C’est à un jeu de chiffonniers que s’adonnent le régime en place et l’opposition autour du dialogue politique. Si le premier pense avoir amorcé le processus, le second estime que rien n’est fait, car la forme et le mécanisme proposés ne lui conviennent guère.
Le gouvernement chante sur tous les toits qu’il a amorcé le dialogue politique avec l’ensemble des parties prenantes. En cela, le Premier ministre, les ministres chargés des Réformes et du Dialogue social et son collègue de l’Administration territoriale font feu de tout bois sous les projecteurs. Ils rencontrent toute sorte de personne, sauf les vrais acteurs politiques. De toutes les rencontres à la Primature, force est de reconnaître qu’il n’y avait personne de représentatif autour de Boubou Cissé. Ce sont des individus à la tête de microorganismes politiques qui ont échangé avec le Premier ministre. C’est le cas aussi avec le ministre Amadou Thiam.
Le gouvernement va jusqu’à désigner des personnalités devant conduire ce dialogue. Seulement, les vrais acteurs observent cette scène avec dédain. Parce qu’ils savent que le gouvernement veut juste donner l’impression au monde qu’il a apaisé le climat politique et que les réformes demandées par la communauté internationale vont pouvoir être mises en œuvre.
L’opposition, de son côté, pense que le format proposé par le gouvernement n’est pas le bon. Elle parle surtout de dialogue politique inclusif qui suppose la mise en place d’un gouvernement d’union nationale à la suite. Du docteur Oumar Mariko à Aliou Boubacar Diallo en passant par Choguel K. Maïga ou Soumaïla Cissé, c’est le même langage. La semaine dernière, lors d’une conférence de presse du Front pour la sauvegarde de la démocratie, Soumaïla Cissé a réaffirmé cette position. «Nous réitérons cette exigence d’un dialogue national inclusif. Notre rôle au regard de la responsabilité et la confiance du peuple nous impose des compromis, mais pas de compromissions. Ce, pour le respect de nos partenaires politiques et dans l’intérêt du peuple malien», a souligné le patron dudit front.

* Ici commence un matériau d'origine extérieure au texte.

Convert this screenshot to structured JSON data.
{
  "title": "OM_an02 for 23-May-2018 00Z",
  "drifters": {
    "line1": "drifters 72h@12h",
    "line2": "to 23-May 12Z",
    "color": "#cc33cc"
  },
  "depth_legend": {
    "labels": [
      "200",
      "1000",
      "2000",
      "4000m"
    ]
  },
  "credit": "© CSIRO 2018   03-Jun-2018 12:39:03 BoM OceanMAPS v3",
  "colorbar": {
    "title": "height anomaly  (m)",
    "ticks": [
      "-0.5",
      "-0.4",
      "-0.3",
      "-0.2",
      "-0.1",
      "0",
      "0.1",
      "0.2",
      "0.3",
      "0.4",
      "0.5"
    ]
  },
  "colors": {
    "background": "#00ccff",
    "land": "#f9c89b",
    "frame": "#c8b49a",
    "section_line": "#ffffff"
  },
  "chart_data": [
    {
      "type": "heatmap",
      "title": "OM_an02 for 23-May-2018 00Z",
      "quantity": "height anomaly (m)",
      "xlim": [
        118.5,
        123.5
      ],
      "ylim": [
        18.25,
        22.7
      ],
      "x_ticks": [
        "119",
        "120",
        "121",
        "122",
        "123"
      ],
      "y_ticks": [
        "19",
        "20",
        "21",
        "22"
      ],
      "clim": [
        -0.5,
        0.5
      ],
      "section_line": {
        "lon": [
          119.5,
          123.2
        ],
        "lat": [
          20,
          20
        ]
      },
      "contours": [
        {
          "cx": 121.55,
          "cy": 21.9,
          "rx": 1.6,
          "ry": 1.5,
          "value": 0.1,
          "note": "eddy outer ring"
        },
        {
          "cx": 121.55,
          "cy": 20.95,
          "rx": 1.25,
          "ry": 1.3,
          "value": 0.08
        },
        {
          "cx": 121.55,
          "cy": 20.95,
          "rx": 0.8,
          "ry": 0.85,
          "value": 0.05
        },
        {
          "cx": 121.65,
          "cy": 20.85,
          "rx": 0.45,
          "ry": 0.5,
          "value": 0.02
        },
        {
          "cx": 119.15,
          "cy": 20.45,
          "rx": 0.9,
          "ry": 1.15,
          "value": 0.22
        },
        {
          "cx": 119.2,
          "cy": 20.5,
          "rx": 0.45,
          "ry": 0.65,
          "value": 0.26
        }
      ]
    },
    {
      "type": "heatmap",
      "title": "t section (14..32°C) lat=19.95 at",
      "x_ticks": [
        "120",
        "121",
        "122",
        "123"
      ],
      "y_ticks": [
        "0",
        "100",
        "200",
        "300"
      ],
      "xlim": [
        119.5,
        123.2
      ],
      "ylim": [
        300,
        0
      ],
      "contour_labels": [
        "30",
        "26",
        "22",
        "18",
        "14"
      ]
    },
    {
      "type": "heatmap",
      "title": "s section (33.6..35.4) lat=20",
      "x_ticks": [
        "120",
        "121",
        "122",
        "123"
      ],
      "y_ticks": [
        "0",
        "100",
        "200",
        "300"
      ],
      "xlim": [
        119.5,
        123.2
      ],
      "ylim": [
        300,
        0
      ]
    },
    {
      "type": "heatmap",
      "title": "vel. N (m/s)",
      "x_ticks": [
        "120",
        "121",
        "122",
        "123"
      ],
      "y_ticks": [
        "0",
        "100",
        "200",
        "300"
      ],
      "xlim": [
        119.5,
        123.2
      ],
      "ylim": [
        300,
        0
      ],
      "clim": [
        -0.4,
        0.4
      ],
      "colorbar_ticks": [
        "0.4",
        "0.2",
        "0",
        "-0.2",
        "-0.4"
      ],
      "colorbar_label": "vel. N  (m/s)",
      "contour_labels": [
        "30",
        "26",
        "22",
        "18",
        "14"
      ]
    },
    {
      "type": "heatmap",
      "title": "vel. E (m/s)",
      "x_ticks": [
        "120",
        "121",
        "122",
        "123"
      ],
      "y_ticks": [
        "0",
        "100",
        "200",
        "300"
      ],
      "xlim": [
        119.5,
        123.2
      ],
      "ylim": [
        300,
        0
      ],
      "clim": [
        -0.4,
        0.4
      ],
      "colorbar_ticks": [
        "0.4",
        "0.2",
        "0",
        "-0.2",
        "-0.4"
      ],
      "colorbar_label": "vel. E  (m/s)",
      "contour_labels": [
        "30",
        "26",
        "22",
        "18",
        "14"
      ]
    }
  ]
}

Selon lui, le gouvernement n’est pas sincère dans l’organisation du débat national inclusif. Le chef de file de l’opposition estime qu’il y a deux faits majeurs qui corroborent leur hypothèse à savoir : l’initiative illégale de la commission lois de l’Assemblée nationale qui a organisé des écoutes en usurpant les prérogatives d’une éventuelle commission spéciale qui, aux termes du Règlement intérieur du Parlement, est présidée par un député de l’opposition. S’y ajoute la désignation unilatérale par le président de la République des personnalités chargées de conduire le processus du dialogue politique inclusif et du président du Comité d’organisation, au mépris de toutes les mesures d’inclusivité et de l’esprit des discussions avec le chef de file de l’opposition politique.
Pour lui, ce besoin d’inclusivité a été d’ailleurs rappelé par le chef de file de l’opposition au président de la République par lettre du 21 mai 2019, en ces termes : « Sur le dialogue politique inclusif, nous voudrions attirer votre attention sur les mesures indispensables à prendre pour assurer l’inclusivité réelle du processus.
Parmi celles-ci, l’organe de pilotage et son premier responsable doivent faire l’objet d’une attention particulière et d’un large consensus. Aussi, l’opposant rappelle à cet égard les termes de la lettre du 08 mars 2019 qui stipulait : « la nécessité de designer, tel que convenu, dans un bref délai, une équipe restreinte de Sherpas. Cette équipe sera chargée de préparer vos décisions et de vous proposer un projet de document de la rencontre nationale : termes du Forum, format, durée, facilitateur. »
Soumaïla Cissé soutient que c’est en violation flagrante des engagements pris que le président de la République a maintenu sa propension à décider seul de tout, au mépris des engagements qu’il a pris avec des partenaires politiques, engagés à apporter leur contribution au relèvement d’un pays meurtri par des années « d’errements ».
Il ajoute que c’est au regard de la mesure de tous les périls qui assaillent le pays sur les plans sécuritaire, politique, social et économique que l’opposition a accepté d’ouvrir la porte du dialogue.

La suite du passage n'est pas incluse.